Pairs well with coffee or tea

Mistakes to Avoid & Solutions

Overworking the dough
This can make donuts dense.
Solution: Mix only until combined.

Oil temperature too low
This causes greasy donuts.
Solution: Maintain oil at 350°F.

Rolling dough too thin
This leads to dry donuts.
Solution: Keep thickness at ½ inch.

Glazing hot donuts
This can make glaze slide off.
Solution: Let donuts cool slightly before glazing.

Serving and Pairing Suggestions

Serve plain with hot coffee

Pair with fresh fruit for balance

Arrange on a platter for casual gatherings

Enjoy as a simple breakfast option

Storage and Reheating Tips

Store at room temperature for up to 2 days

Refrigerate glazed donuts to extend freshness

Reheat briefly in the oven for crisp edges

Avoid microwaving for long periods

FAQs

1. Can I bake instead of fry?
Yes. Baking works well using a donut pan.

2. Why use nutmeg?
It adds traditional flavor but is optional.

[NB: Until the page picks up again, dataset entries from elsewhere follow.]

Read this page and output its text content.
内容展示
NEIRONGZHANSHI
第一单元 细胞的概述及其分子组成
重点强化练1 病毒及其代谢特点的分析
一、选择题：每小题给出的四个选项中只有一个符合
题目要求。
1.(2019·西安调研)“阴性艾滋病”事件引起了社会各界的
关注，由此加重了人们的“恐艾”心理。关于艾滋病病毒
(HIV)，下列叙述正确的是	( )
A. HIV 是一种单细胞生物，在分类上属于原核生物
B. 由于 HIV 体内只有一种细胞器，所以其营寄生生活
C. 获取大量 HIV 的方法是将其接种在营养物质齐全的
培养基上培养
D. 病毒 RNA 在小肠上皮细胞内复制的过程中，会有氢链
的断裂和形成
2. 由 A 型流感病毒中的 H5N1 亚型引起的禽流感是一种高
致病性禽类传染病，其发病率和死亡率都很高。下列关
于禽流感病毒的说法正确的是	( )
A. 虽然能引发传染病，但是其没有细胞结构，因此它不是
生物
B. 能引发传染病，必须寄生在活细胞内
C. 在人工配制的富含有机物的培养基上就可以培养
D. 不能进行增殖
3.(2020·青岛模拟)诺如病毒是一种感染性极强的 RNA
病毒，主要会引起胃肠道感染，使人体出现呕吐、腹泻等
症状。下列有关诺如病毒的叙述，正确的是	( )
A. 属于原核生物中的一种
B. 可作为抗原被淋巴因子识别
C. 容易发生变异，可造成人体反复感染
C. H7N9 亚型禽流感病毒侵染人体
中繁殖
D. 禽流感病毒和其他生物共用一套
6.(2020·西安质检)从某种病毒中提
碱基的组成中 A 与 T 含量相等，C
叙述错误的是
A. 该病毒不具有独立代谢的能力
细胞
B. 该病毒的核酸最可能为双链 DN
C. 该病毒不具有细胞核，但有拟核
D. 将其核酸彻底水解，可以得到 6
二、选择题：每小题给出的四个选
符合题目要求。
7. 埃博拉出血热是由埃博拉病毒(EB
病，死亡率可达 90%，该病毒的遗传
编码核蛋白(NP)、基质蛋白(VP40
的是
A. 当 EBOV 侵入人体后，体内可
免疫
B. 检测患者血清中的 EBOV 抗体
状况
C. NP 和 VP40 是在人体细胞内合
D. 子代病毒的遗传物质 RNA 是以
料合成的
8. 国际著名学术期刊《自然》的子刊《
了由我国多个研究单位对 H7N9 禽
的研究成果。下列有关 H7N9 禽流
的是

3. Can I make the dough ahead?
Yes. Chill the dough for up to 12 hours.

4. What oil works best for frying?
Neutral oils like vegetable or canola.

5. Can I freeze these donuts?
Yes. Freeze unglazed donuts for up to 2 months.

Tips & Tricks

Keep dough lightly floured

Fry in small batches

Use a thermometer for accuracy

Glaze while donuts are warm but not hot

Recipe Variations

Cinnamon Sugar Donuts: Skip the glaze. Toss warm donuts in cinnamon sugar immediately after frying.

Chocolate Glazed Donuts: Replace vanilla glaze with chocolate glaze made from cocoa powder and milk.

Maple Donuts: Add maple syrup to the glaze and reduce milk slightly.

Spiced Cake Donuts: Add cinnamon and cloves for deeper flavor.

Final Thoughts

Old Fashioned Cake Donuts bring a steady presence to the kitchen, the kind that doesn’t need decorating to feel complete. They come together with familiar ingredients and reward patience with structure and flavor. From rolling the dough to watching them cook, the process feels calm and intentional.

These donuts fit easily into mornings that need grounding or afternoons that slow down unexpectedly. Served plain or glazed, they hold their shape and purpose well. Sometimes a recipe earns its place simply by being reliable, and these donuts do exactly that.

Old Fashioned Cake Donuts

Old Fashioned Cake Donuts are sturdy, lightly crisp donuts with a tender crumb, made from simple pantry ingredients and finished plain or with a smooth glaze.

Ingredients
  

  • 2 cups all purpose flour
  • 1 cup granulated sugar
  • 2 teaspoons baking powder
  • ½ teaspoon baking soda
  • ½ teaspoon salt
  • ½ teaspoon ground nutmeg optional
  • ½ cup buttermilk
  • 2 large eggs
  • ¼ cup unsalted butter melted
  • 1 teaspoon vanilla extract
  • Vegetable oil for frying or donut pan if baking

Optional Glaze

  • 1 cup powdered sugar
  • 2 to 3 tablespoons milk
  • ½ teaspoon vanilla extract

Instructions
 

  • Mix the flour, sugar, baking powder, baking soda, salt, and nutmeg if using, then stir in the buttermilk, eggs, melted butter, and vanilla until a soft dough forms.
  • Roll the dough to about ½ inch thick on a floured surface and cut into donut shapes, rerolling scraps as needed.
  • Fry donuts at 350°F or 175°C for 1 to 2 minutes per side until golden, or bake at 425°F or 220°C for 8 to 10 minutes in a greased donut pan.
  • Whisk powdered sugar, milk, and vanilla for the glaze, then dip or drizzle over warm donuts and let set before serving.